Santa Cruz Delays Decision on Rent Control Contingency Plan


Santa Cruz Delays Decision on Rent Control Contingency Plan

2018-09-12T15:00:47+00:00September 12th, 2018|Advocacy, Local Updates|

After hours of public testimony, including a dramatic exchange between the mayor and a Measure M advocate who left the council chambers in handcuffs, Santa Cruz City Council postponed a proposed ordinance that would have given displaced tenants financial assistance for relocation.

The proposal before the City Council would have taken effect if voters in November reject Measure M, a citizen-written proposal for rent control, just cause eviction rules and a rent board.

The council voted 6-1 to delay a decision on the ordinance until closer to the election, with City Attorney Tony Condotti researching whether or not the law could be retroactive, to prevent a gap in tenant protections. Currently, the city is under temporary emergency rent control and just cause eviction rules, while voters decide whether or not they want the more stringent rules outlined in Measure M.

Councilwoman Richelle Noroyan was the sole “no” vote, saying that she wanted tenant protections but didn’t want to subject the public to endless meetings.

The council heard dozens of emotional pleas from both sides Tuesday, illustrating the wide public divide on the question of how the city should intervene to help tenants in a rental market that has been described as one of the least affordable in the nation.
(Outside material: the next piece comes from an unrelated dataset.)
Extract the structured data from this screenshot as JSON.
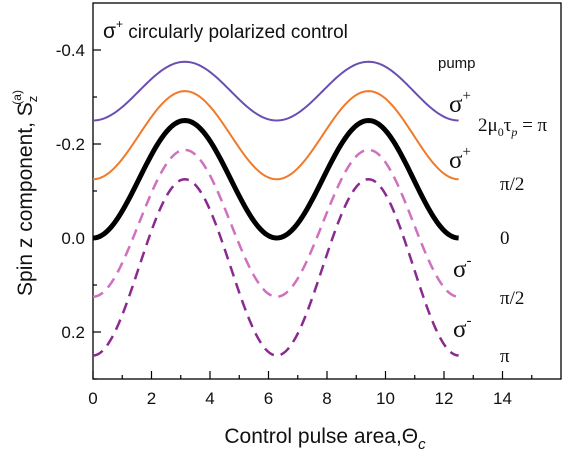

Mayor David Terrazas struggled at times to maintain order. Members of audience burst into applause after he had asked them not to.

At 5:10 p.m., after a loud exchange with rent control advocate and Measure M co-author Nora Hochman, Terrazas cleared the council chambers, allowing only the remaining speakers inside.

“Don’t touch me,” she yelled as she was escorted from the room. “Arrest me. Go ahead. You’re doing it to a person with rheumatoid arthritis.”

She added, “You can’t trespass in a public meeting.”

City staff proposed amending an existing ordinance to trigger relocation fees for a rent increase of more than 10 percent in one year or more than 15.5 percent in any two consecutive years. Fees would be paid by property owners to tenants.

Nearly 200 people emailed the council, with the vast majority supporting the ordinance and dozens of mom-and-pop landlords specifically objecting to the just cause eviction rules in Measure M.

Some two dozen emails came from people who vociferously objected to the ordinance, including leaders in the Movement for Housing Justice such as Jeffrey Smedberg, who helped draft Measure M.

Lynn Renshaw of Santa Cruz Together and Robert Singleton of the Santa Cruz County Business Council spoke for the ordinance, as did a number of landlords and property managers.

“We are small-time landlords in the city,” said Francine Tyler. “Thank you for giving us something else to look at, Please do not put in the just cause eviction into it. That’s really scary.”

Measure M supporters, meanwhile, said the city proposal would do little to help renters.